Ex-CEO Faces Max Jail Time for Mine Explosion & Worker Deaths

CHARLESTON, W. VA  — In the six years since the fatal Upper Big Branch mine explosion, prosecutors have attempted to make Don Blakenship accountable for his actions. Currently, the federal government is trying to make Blankenship serve a maximum sentence and pay the maximum amount allowed in fines due to his role in the West Virginia mine explosion.

In January 2006 one miner died in Melville, West Virginia during a mine blast. April 5, 2010 twenty-nine Massey Energy workers died when the Upper Big Branch mine exploded. Both of these disasters happened under Blankenship’s watch. As of now, Blankenship is facing $250,000 in fines and one year in prison for both incidents. Booth Goodwin, a U.S. attorney says that is not enough.

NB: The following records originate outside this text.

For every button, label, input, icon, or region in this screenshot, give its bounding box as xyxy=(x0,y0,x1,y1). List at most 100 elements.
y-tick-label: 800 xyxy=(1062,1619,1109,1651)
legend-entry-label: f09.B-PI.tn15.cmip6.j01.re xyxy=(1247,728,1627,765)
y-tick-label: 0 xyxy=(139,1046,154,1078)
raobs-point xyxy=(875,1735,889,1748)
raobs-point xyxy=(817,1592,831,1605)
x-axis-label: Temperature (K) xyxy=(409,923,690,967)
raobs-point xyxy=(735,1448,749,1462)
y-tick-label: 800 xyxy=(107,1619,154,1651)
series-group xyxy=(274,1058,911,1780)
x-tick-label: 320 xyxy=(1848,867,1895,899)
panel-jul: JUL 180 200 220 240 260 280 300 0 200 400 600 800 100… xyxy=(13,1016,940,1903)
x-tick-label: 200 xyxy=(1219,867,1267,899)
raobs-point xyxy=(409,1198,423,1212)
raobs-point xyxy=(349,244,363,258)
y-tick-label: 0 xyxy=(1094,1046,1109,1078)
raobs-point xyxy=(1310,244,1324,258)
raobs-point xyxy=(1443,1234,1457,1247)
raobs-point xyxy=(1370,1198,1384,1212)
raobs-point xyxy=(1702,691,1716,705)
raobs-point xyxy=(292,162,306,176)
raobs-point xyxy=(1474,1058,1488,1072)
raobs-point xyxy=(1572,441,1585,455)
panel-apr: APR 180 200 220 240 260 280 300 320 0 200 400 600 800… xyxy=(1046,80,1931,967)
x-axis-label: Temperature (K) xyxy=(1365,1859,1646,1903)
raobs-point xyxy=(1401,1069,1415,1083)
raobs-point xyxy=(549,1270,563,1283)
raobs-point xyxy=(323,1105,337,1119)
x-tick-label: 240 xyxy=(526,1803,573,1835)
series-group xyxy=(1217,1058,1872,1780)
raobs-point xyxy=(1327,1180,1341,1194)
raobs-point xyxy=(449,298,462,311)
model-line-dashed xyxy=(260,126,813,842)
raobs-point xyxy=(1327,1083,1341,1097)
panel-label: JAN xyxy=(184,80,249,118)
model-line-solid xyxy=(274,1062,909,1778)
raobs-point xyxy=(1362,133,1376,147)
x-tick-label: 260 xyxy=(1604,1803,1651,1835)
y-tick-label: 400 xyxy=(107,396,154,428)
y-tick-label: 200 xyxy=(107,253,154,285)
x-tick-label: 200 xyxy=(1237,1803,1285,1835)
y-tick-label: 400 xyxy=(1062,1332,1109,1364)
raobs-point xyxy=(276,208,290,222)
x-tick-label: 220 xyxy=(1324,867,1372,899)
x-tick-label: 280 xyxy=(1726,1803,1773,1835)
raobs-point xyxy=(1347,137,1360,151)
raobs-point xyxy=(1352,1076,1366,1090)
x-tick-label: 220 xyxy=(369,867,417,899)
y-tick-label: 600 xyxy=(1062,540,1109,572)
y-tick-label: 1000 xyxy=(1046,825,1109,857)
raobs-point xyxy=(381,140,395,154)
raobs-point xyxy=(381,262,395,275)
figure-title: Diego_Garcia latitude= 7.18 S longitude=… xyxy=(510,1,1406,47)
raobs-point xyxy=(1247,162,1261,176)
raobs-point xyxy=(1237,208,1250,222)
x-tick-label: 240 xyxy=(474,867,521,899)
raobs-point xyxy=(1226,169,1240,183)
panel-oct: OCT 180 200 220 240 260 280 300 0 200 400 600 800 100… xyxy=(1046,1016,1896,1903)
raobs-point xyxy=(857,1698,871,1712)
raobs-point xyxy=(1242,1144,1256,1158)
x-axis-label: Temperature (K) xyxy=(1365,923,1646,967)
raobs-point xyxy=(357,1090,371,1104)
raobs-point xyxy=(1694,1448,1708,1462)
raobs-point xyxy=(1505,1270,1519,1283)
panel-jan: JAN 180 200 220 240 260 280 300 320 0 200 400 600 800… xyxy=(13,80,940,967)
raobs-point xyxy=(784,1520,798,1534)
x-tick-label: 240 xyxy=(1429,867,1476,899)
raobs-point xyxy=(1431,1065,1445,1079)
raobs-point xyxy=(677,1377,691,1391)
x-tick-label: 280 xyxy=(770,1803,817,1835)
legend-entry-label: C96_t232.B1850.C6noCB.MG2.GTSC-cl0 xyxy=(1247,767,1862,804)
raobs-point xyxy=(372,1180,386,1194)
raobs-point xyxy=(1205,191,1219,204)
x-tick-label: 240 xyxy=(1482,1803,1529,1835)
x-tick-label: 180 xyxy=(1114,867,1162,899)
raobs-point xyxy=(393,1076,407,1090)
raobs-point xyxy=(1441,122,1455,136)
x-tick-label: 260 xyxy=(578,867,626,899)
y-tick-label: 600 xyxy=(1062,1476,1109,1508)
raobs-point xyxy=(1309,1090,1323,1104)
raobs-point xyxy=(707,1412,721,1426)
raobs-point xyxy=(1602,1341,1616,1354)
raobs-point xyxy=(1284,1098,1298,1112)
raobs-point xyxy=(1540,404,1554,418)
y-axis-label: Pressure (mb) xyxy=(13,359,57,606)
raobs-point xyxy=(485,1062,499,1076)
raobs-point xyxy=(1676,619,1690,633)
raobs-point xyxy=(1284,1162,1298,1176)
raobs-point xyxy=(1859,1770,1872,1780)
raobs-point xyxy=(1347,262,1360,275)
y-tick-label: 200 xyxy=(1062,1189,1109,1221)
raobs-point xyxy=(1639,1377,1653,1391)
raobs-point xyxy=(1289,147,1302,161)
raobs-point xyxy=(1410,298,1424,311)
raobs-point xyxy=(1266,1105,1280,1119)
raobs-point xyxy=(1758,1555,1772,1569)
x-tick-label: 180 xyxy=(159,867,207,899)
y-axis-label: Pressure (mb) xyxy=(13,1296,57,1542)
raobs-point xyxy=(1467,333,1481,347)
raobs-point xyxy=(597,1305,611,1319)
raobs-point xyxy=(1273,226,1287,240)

Goodwin insists that as investigations continue, more incriminating evidence is being unearthed against Blankenship. In a powerful plea, Goodwin asks Judge Irene Berger which is worse, a drug dealer with no other options but to sell drugs, or a wealthy CEO who full knowing sends his workers into dangerous conditions everyday? A subsidiary of the Massey company has already admitted to knowing about improper ventilation systems in the mines and failed safety inspections.

Upper Big Branch launched an investigation titled Industrial Homicide further exploring the 2010 blast. While investigating Upper Big Branch, reporters found that workers were largely dissatisfied in the company’s lax approach to safety standards. Some workers reported that company officials openly did not care about implementing safety standards. Massey would knowingly go around laws and regulations. Officials thought that they would never be caught.

Included in the report were comments from prosecutors. Several prosecutors released that for a long time now, experts have known what causes mines to explode. They have also constructed preventative measures in that time to assure these tragedies happen less and less. Explosions would be less common if companies did not cut corners, and listened to the regulations and precautions experts and officials have put in place.